I firmly believe my style allows people to read my code and understand the difference in scope and usage of my variables a lot more readily than other approaches.  I have been openly told this is "Shit", in professional environments, but time and again I've proven its worth to myself, and I hope others, when I have been able to pick up code after 6 months, a year, and recently even as old as five years and gotten straight back into the swing using it.

I have seen other arguments for and against pre-fixing names in any fashion, and even witnessed a strong flow of programmers preferring to post-fix names with just '_' for members.  I personally find this abhorrent, it negates my points about aggregating the members together in the code completion (which even the pre-fixing crowd agree with) and post fixing with '_' leads to terrible code to read:

class Foo
{
   private:
      int Age_;

   public:
   
      Foo (int Age)
      {
         if ( Age > Age_ )
         {
            Age_ = Age;
         }
      }
};

This example shows us, how close "Age_ = Age" could be to a typo of "Age-= Age" and a big headache in the code.

So I suggest you steer away from post-fixing in naming conventions, try pre-fixing and perhaps consider trying my idea out, start to read "l_" as local and "m_" as member in your minds eye as you sound out logic it can be very helpful, and in this example given, it lets you determine all the levels of variable in use:

class Foo
{
   private:
      int m_Age;

   public:
   
      Foo (int p_Age)
      {
         if ( p_Age > m_Age )
         {
            m_Age = p_Age;
         }
      }
};

So, I read that function as:


"if parameter age is greater than member age set member age to parameter age"

Much clearer than the previous, which I can't help but read as

"if age is greater than age score set age score to age"

Shorter to sound out, but a lot more confusing to, especially to less experiences programmers (or beginners).

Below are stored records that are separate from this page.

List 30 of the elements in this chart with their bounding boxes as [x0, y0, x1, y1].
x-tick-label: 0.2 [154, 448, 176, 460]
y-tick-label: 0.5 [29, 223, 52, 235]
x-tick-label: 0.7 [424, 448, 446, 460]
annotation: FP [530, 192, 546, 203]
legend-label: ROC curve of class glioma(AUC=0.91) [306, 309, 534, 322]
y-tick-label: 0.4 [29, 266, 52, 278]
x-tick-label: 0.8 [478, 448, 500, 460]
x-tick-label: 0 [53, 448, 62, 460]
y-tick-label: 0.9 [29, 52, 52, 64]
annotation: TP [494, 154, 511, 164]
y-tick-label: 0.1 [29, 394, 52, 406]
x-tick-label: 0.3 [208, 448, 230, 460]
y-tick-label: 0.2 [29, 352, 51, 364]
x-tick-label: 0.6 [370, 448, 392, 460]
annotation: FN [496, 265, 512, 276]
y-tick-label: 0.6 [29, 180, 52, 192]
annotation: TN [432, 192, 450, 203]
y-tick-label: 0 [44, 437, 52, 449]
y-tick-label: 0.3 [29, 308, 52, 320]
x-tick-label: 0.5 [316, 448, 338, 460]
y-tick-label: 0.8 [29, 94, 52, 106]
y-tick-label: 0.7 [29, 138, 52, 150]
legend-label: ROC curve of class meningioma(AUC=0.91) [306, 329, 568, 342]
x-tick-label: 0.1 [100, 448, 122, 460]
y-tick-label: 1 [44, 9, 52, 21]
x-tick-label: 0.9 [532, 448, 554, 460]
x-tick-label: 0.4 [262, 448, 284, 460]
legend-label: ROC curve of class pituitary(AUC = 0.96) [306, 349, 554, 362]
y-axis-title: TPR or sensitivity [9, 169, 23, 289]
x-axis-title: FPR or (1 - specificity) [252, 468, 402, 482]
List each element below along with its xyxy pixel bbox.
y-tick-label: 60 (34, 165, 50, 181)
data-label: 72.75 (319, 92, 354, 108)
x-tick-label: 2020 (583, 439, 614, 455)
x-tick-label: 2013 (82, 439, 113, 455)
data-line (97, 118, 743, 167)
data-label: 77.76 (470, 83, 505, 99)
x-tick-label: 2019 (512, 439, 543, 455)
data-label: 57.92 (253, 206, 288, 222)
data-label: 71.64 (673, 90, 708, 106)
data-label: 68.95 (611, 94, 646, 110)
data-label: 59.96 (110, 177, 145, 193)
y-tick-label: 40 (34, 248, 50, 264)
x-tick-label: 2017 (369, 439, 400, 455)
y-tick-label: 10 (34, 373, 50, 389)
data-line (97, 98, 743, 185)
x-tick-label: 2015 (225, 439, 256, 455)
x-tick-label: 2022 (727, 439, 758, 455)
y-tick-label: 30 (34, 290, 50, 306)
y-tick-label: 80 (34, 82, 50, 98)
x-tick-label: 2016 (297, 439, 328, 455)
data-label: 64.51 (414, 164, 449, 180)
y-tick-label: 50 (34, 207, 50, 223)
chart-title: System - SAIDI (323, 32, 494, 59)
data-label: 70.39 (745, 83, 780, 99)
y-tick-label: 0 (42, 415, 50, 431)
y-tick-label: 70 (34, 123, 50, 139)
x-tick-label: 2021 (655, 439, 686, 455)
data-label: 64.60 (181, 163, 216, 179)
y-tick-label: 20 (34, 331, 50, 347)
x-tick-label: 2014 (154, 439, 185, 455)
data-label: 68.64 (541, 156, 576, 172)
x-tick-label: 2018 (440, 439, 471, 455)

Now, all this said, I can not deride anyone coding, coding is hard work and takes a lot of concentration, however as we gain experience as programmers we need to stop thinking about just splurging the code out, we need to think about maintainability, about poor souls whom may not have 10+ years in the industry and whom have "seen it all"... So we need to police ourselves, to rein in coding habits and let out coding standards.

This is my naming convention standard, its not better or worse for you than whatever you use now, but for me it works, and I hope I've explained why it works well enough that you perhaps think about using it.